AI analysis is currently pending for STIP. Generally, fixed-income ETFs like STIP are evaluated based on factors such as expense ratio, tracking error, yield, and credit quality of the underlying bonds. Analyst commentary typically focuses on the fund's ability to meet its stated objective of tracking the target index and providing inflation protection. Key considerations include the fund's sensitivity to interest rate changes and its performance relative to other similar ETFs.

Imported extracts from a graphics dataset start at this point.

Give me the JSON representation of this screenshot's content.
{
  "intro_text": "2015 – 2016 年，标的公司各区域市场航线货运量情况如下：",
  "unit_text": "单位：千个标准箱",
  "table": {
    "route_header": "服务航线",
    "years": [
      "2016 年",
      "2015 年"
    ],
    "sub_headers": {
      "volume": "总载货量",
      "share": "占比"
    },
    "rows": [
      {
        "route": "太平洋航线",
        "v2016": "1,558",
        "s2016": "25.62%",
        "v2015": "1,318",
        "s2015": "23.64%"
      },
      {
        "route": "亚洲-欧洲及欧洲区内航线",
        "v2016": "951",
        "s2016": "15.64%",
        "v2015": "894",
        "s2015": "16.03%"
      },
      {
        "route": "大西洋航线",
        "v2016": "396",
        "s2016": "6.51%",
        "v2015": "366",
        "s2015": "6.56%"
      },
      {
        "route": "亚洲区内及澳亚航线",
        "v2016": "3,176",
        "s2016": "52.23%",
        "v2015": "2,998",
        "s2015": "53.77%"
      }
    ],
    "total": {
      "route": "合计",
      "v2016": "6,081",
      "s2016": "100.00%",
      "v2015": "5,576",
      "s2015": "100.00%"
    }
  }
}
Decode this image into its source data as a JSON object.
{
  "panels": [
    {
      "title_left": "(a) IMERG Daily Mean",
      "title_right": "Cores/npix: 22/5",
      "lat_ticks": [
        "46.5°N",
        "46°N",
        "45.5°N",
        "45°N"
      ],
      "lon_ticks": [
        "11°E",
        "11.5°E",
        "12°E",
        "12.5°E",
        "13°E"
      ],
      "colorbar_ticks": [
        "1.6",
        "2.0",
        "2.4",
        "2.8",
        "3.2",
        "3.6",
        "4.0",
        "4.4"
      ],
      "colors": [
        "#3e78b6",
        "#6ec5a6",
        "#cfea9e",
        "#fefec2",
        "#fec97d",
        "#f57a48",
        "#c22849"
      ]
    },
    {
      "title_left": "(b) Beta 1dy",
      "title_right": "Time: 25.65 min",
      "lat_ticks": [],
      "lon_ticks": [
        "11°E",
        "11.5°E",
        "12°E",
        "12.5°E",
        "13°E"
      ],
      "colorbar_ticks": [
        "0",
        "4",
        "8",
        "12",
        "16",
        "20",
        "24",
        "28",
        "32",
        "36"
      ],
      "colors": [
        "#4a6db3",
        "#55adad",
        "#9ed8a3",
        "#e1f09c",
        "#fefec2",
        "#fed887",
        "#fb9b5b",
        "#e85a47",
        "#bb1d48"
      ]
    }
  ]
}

What are the main risks for STIP?

The primary risks for STIP include interest rate risk, inflation risk, and credit risk. Rising interest rates could negatively impact the value of the ETF's holdings, although its focus on short-term maturities mitigates this risk to some extent. Unexpectedly low inflation could lead to underperformance, as the ETF's value is tied to inflation adjustments. While TIPS are backed by the U.S. government, there is still a small degree of credit risk associated with the issuer. Additionally, competition from other fixed-income ETFs could impact STIP's market share.

What are the key factors to evaluate for STIP?

iShares 0-5 Year TIPS Bond ETF (STIP) currently holds an AI score of 50/100, indicating moderate score. Key strength: Focus on short-term TIPS provides inflation protection with lower interest rate risk. Primary risk to monitor: Unexpectedly low inflation could lead to underperformance. This is not financial advice.

How frequently does STIP data refresh on this page?

STIP prices update in real time during U.S. market hours (9:30 AM-4:00 PM ET, weekdays). Fundamentals refresh after quarterly or annual filings. Analyst ratings and AI insights update daily. News is aggregated continuously from financial sources.

What has driven STIP's recent stock price performance?

Recent price movement in iShares 0-5 Year TIPS Bond ETF (STIP) can be influenced by earnings results, analyst revisions, sector rotation, and broader market sentiment. Notable catalyst: Focus on short-term TIPS provides inflation protection with lower interest rate risk. Check the News and Technical Analysis tabs for the latest drivers. Past performance does not predict future results.

Should investors consider STIP overvalued or undervalued right now?

Determining whether iShares 0-5 Year TIPS Bond ETF (STIP) is overvalued or undervalued requires examining multiple metrics. Compare valuation ratios (P/E, P/S, EV/EBITDA) against sector peers for a comprehensive view.

What research should beginners do before buying STIP?

Before investing in iShares 0-5 Year TIPS Bond ETF (STIP), research these four areas: (1) the company's revenue model and competitive position (see Company Overview), (2) financial health through revenue growth, margins, and cash flow (see MoonshotScore), (3) what Wall Street analysts recommend and their price targets (see Analyst tab), and (4) specific risk factors that could impact the stock (see Risk Factors section).

Disclaimer: This content is for informational purposes only and does not constitute investment advice. Always do your own research and consult a financial advisor.

Official Resources

Analysis updated AI Score refreshed daily
Data Sources & Methodology
Market data powered by Financial Modeling Prep & Yahoo Finance. AI analysis by Stock Expert AI proprietary algorithms. Technical indicators via industry-standard calculations. Last updated: .

Data provided for informational purposes only.

Analysis Notes
  • AI analysis pending for STIP. Information is based on publicly available data and may be subject to change.
  • Investment decisions should be based on individual risk tolerance and financial circumstances.